Wciąż brak celów polityki rodzinnej
Rząd nie wypracował całościowej i długofalowej polityki rodzinnej – stwierdziła NIK.
Tymczasem sytuacja demograficzna Polski jest dramatyczna. Od dwudziestu lat systematycznie spada liczba ludności.
Izba w raporcie stwierdziła, że dotychczasowe działania miały charakter rozproszony i były prowadzone przez poszczególne resorty bez ogólnopolskiej koordynacji.

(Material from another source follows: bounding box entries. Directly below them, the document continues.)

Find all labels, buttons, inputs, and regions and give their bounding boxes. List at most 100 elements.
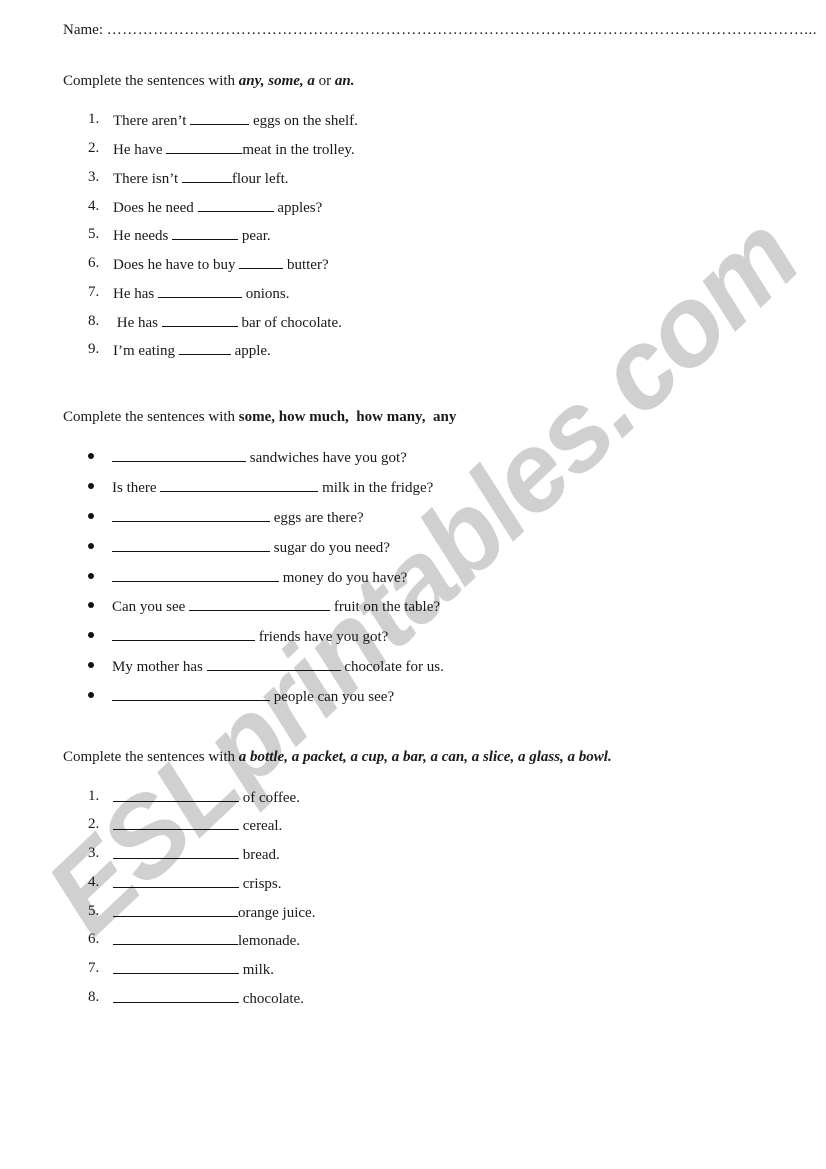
item-text-before: There aren’t [113,113,191,129]
answer-blank[interactable] [112,626,255,641]
item-text-after: cereal. [239,818,283,834]
answer-blank[interactable] [113,930,238,945]
item-text-after: eggs are there? [270,510,364,526]
item-text-after: people can you see? [270,689,395,705]
item-text-after: orange juice. [238,905,316,921]
instruction-keywords: any, some, a [238,73,315,89]
item-number: 5. [88,903,100,919]
item-text-after: meat in the trolley. [242,142,355,158]
item-number: 2. [88,816,100,832]
answer-blank[interactable] [112,447,246,462]
item-number: 5. [88,226,100,242]
item-text-after: apples? [273,200,323,216]
answer-blank[interactable] [172,225,239,240]
item-text-before: There isn’t [113,171,182,187]
bullet-icon [88,692,94,698]
item-number: 4. [88,198,100,214]
item-number: 9. [88,341,100,357]
item-text-after: pear. [238,228,271,244]
answer-blank[interactable] [206,656,341,671]
item-text-after: apple. [230,343,271,359]
answer-blank[interactable] [113,873,239,888]
item-number: 3. [88,169,100,185]
answer-blank[interactable] [112,686,270,701]
item-text-before: Does he need [113,200,198,216]
item-text-after: sandwiches have you got? [246,450,407,466]
answer-blank[interactable] [113,815,239,830]
item-text-after: butter? [283,257,329,273]
answer-blank[interactable] [158,283,242,298]
item-number: 8. [88,313,100,329]
answer-blank[interactable] [239,254,284,269]
item-text-before: I’m eating [113,343,179,359]
instruction-text: Complete the sentences with [63,73,239,89]
answer-blank[interactable] [113,902,238,917]
instruction-keywords: a bottle, a packet, a cup, a bar, a can,… [238,749,612,765]
name-dotted-line[interactable]: …………………………………………………………………………………………………………… [107,22,817,38]
item-text-after: milk in the fridge? [318,480,434,496]
instruction-keywords: an. [334,73,355,89]
item-number: 6. [88,931,100,947]
item-text-after: chocolate. [239,991,304,1007]
item-text-after: bar of chocolate. [237,315,342,331]
item-text-before: He have [113,142,167,158]
instruction-text: or [314,73,335,89]
item-number: 4. [88,874,100,890]
answer-blank[interactable] [112,507,270,522]
bullet-icon [88,453,94,459]
name-field[interactable]: Name: …………………………………………………………………………………………… [63,21,817,39]
bullet-icon [88,513,94,519]
answer-blank[interactable] [112,567,279,582]
item-text-before: Is there [112,480,161,496]
item-text-after: friends have you got? [255,629,389,645]
answer-blank[interactable] [112,537,270,552]
item-text-after: flour left. [231,171,289,187]
item-text-after: eggs on the shelf. [249,113,358,129]
item-number: 6. [88,255,100,271]
bullet-icon [88,632,94,638]
item-number: 7. [88,960,100,976]
bullet-icon [88,573,94,579]
answer-blank[interactable] [113,959,239,974]
name-label: Name: [63,22,103,38]
answer-blank[interactable] [178,340,231,355]
item-text-before: He has [113,286,158,302]
answer-blank[interactable] [197,197,274,212]
item-text-after: fruit on the table? [330,599,441,615]
section3-instruction: Complete the sentences with a bottle, a … [63,748,612,766]
bullet-icon [88,483,94,489]
bullet-icon [88,662,94,668]
item-text-before: My mother has [112,659,207,675]
instruction-text: Complete the sentences with [63,749,239,765]
answer-blank[interactable] [181,168,232,183]
item-text-before: He has [113,315,162,331]
item-number: 1. [88,788,100,804]
bullet-icon [88,543,94,549]
item-number: 7. [88,284,100,300]
item-text-after: of coffee. [239,790,300,806]
item-number: 2. [88,140,100,156]
instruction-keywords: some, how much, how many, any [238,409,457,425]
answer-blank[interactable] [160,477,319,492]
answer-blank[interactable] [166,139,243,154]
item-text-after: bread. [239,847,280,863]
item-text-after: sugar do you need? [270,540,390,556]
answer-blank[interactable] [161,312,238,327]
instruction-text: Complete the sentences with [63,409,239,425]
item-text-before: Can you see [112,599,190,615]
item-text-after: money do you have? [279,570,408,586]
item-text-after: onions. [242,286,290,302]
answer-blank[interactable] [113,844,239,859]
answer-blank[interactable] [189,596,331,611]
worksheet-page: ESLprintables.com Name: …………………………………………… [0,0,826,1169]
bullet-icon [88,602,94,608]
answer-blank[interactable] [190,110,250,125]
section1-instruction: Complete the sentences with any, some, a… [63,72,355,90]
answer-blank[interactable] [113,787,239,802]
item-text-after: chocolate for us. [340,659,444,675]
item-number: 8. [88,989,100,1005]
item-text-before: Does he have to buy [113,257,240,273]
answer-blank[interactable] [113,988,239,1003]
item-text-after: crisps. [239,876,282,892]
section2-instruction: Complete the sentences with some, how mu… [63,408,456,426]
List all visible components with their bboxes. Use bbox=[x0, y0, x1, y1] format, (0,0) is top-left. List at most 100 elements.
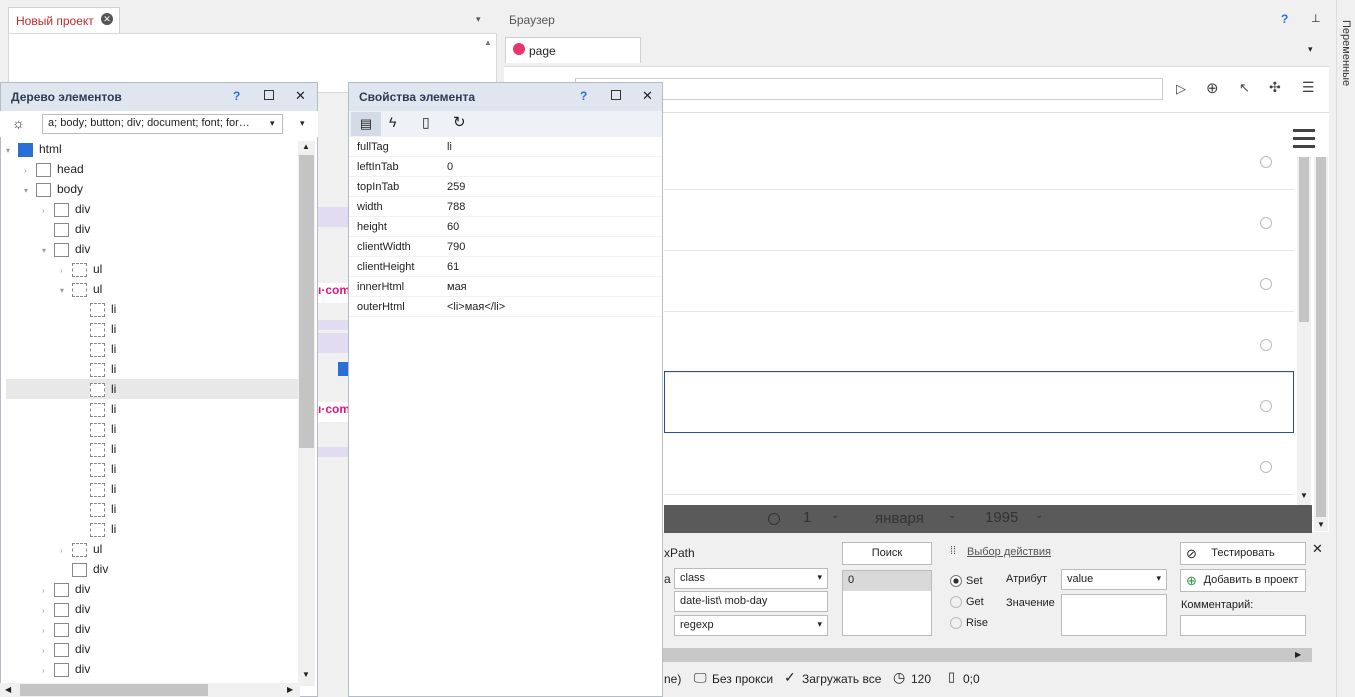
result-item[interactable]: 0 bbox=[843, 571, 931, 591]
tree-node[interactable]: › ul bbox=[6, 539, 298, 559]
list-item[interactable] bbox=[664, 130, 1294, 190]
expand-icon[interactable]: › bbox=[42, 601, 54, 621]
expand-icon[interactable]: ▾ bbox=[60, 281, 72, 301]
choose-action-link[interactable]: Выбор действия bbox=[967, 546, 1051, 558]
expand-icon[interactable]: › bbox=[24, 161, 36, 181]
tag-filter-select[interactable]: a; body; button; div; document; font; fo… bbox=[42, 114, 283, 134]
attribute-name-select[interactable]: value bbox=[1061, 569, 1167, 590]
project-tab[interactable]: Новый проект ✕ bbox=[8, 7, 120, 33]
tree-node[interactable]: li bbox=[6, 299, 298, 319]
tree-node[interactable]: › div bbox=[6, 619, 298, 639]
list-item[interactable] bbox=[664, 191, 1294, 251]
radio-icon[interactable] bbox=[1260, 339, 1272, 351]
tree-scroll-thumb[interactable] bbox=[299, 155, 314, 448]
tree-node[interactable]: li bbox=[6, 419, 298, 439]
class-value-input[interactable]: date-list\ mob-day bbox=[674, 591, 828, 612]
attribute-select[interactable]: class bbox=[674, 568, 828, 589]
load-mode-status[interactable]: Загружать все bbox=[802, 672, 881, 686]
search-button[interactable]: Поиск bbox=[842, 542, 932, 565]
help-icon[interactable]: ? bbox=[1281, 12, 1288, 26]
tree-node[interactable]: li bbox=[6, 339, 298, 359]
date-picker-bar[interactable]: 1 ⌄ января ⌄ 1995 ⌄ bbox=[664, 505, 1312, 533]
property-row[interactable]: height 60 bbox=[349, 217, 662, 237]
document-icon[interactable]: ▯ bbox=[422, 114, 430, 131]
maximize-icon[interactable] bbox=[264, 90, 274, 100]
horizontal-scrollbar[interactable] bbox=[658, 648, 1312, 662]
properties-icon[interactable]: ▤ bbox=[351, 112, 381, 136]
pin-icon[interactable]: ⊥ bbox=[1311, 12, 1321, 25]
chevron-down-icon[interactable]: ⌄ bbox=[1035, 510, 1043, 521]
chevron-down-icon[interactable]: ⌄ bbox=[948, 510, 956, 521]
settings-icon[interactable]: ☼ bbox=[12, 115, 25, 131]
address-input[interactable]: ri.ru/ bbox=[575, 78, 1163, 100]
tree-node[interactable]: li bbox=[6, 399, 298, 419]
browser-scroll-thumb[interactable] bbox=[1316, 157, 1326, 517]
add-circle-icon[interactable]: ⊕ bbox=[1206, 79, 1219, 97]
chevron-down-icon[interactable]: ⌄ bbox=[831, 510, 839, 521]
scroll-up-icon[interactable]: ▲ bbox=[302, 142, 310, 151]
property-row[interactable]: outerHtml <li>мая</li> bbox=[349, 297, 662, 317]
menu-icon[interactable]: ☰ bbox=[1302, 79, 1315, 96]
expand-icon[interactable]: › bbox=[42, 581, 54, 601]
close-icon[interactable]: ✕ bbox=[295, 88, 306, 104]
puzzle-icon[interactable]: ✣ bbox=[1269, 79, 1281, 96]
scroll-right-icon[interactable]: ▶ bbox=[287, 685, 293, 694]
tree-node[interactable]: › div bbox=[6, 659, 298, 679]
results-list[interactable]: 0 bbox=[842, 570, 932, 636]
help-icon[interactable]: ? bbox=[580, 89, 587, 103]
test-button[interactable]: ⊘ Тестировать bbox=[1180, 542, 1306, 565]
radio-icon[interactable] bbox=[1260, 400, 1272, 412]
close-icon[interactable]: ✕ bbox=[101, 13, 113, 25]
property-row[interactable]: clientHeight 61 bbox=[349, 257, 662, 277]
chevron-down-icon[interactable]: ▾ bbox=[270, 118, 275, 129]
expand-icon[interactable]: ▾ bbox=[6, 141, 18, 161]
list-item[interactable] bbox=[664, 313, 1294, 373]
add-to-project-button[interactable]: ⊕ Добавить в проект bbox=[1180, 569, 1306, 592]
scroll-down-icon[interactable]: ▼ bbox=[1317, 520, 1325, 529]
chevron-down-icon[interactable]: ▾ bbox=[300, 118, 305, 129]
tree-node[interactable]: ▾ html bbox=[6, 139, 298, 159]
tabs-dropdown-icon[interactable]: ▾ bbox=[1308, 44, 1313, 55]
property-row[interactable]: leftInTab 0 bbox=[349, 157, 662, 177]
value-textarea[interactable] bbox=[1061, 594, 1167, 636]
play-icon[interactable]: ▷ bbox=[1176, 81, 1186, 97]
timeout-value[interactable]: 120 bbox=[911, 672, 931, 686]
tree-node[interactable]: ▾ div bbox=[6, 239, 298, 259]
tree-node[interactable]: li bbox=[6, 459, 298, 479]
tree-node[interactable]: › head bbox=[6, 159, 298, 179]
refresh-icon[interactable]: ↻ bbox=[453, 113, 466, 131]
list-item[interactable] bbox=[664, 252, 1294, 312]
tree-node[interactable]: › div bbox=[6, 599, 298, 619]
property-row[interactable]: clientWidth 790 bbox=[349, 237, 662, 257]
cursor-icon[interactable]: ↖ bbox=[1239, 80, 1250, 96]
tree-node[interactable]: div bbox=[6, 559, 298, 579]
property-row[interactable]: innerHtml мая bbox=[349, 277, 662, 297]
property-row[interactable]: topInTab 259 bbox=[349, 177, 662, 197]
expand-icon[interactable]: ▾ bbox=[24, 181, 36, 201]
variables-strip[interactable] bbox=[1336, 0, 1355, 697]
radio-icon[interactable] bbox=[768, 513, 780, 525]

Paweł Biedziak, rzecznik NIK-u podkreśla, że w polityce rodzinnej rządu brakuje przede wszystkim strategii ale nie tylko.
– Wciąż nie zostały określone cele polityki rodzinnej i nie sprecyzowano powiązanych z nimi działań. Brakowało nie tylko strategii, ale również analizy osiąganych efektów w powiązaniu z ponoszonymi nakładami. Polityka prorodzinna prowadzona jest przede wszystkim kasowo, tzn. do kwot przekazanych z ministerstwa finansów dopasowuje się zadania. Naszym zdaniem powinno być odwrotnie. Najpierw trzeba jasno i precyzyjnie określić zadania oraz sposoby ich realizacji i dopiero do nich dopasować potrzebne środki finansowe- powiedział Paweł Biedziak.
Liczba urodzeń w Polsce nie gwarantuje prostej zastępowalności pokoleń. Rok 2013 był szczególnie niekorzystny – liczba urodzeń była o 15 tys. niższa od liczby zgonów, a współczynnik dzietności wynosił 1,26.
Dla stabilnego rozwoju demograficznego powinien wynosić 2,1. Przy utrzymywaniu się obecnych trendów, w 2060 roku liczba ludności Polski z blisko 39 mln zmniejszy się do ok. 32 mln osób.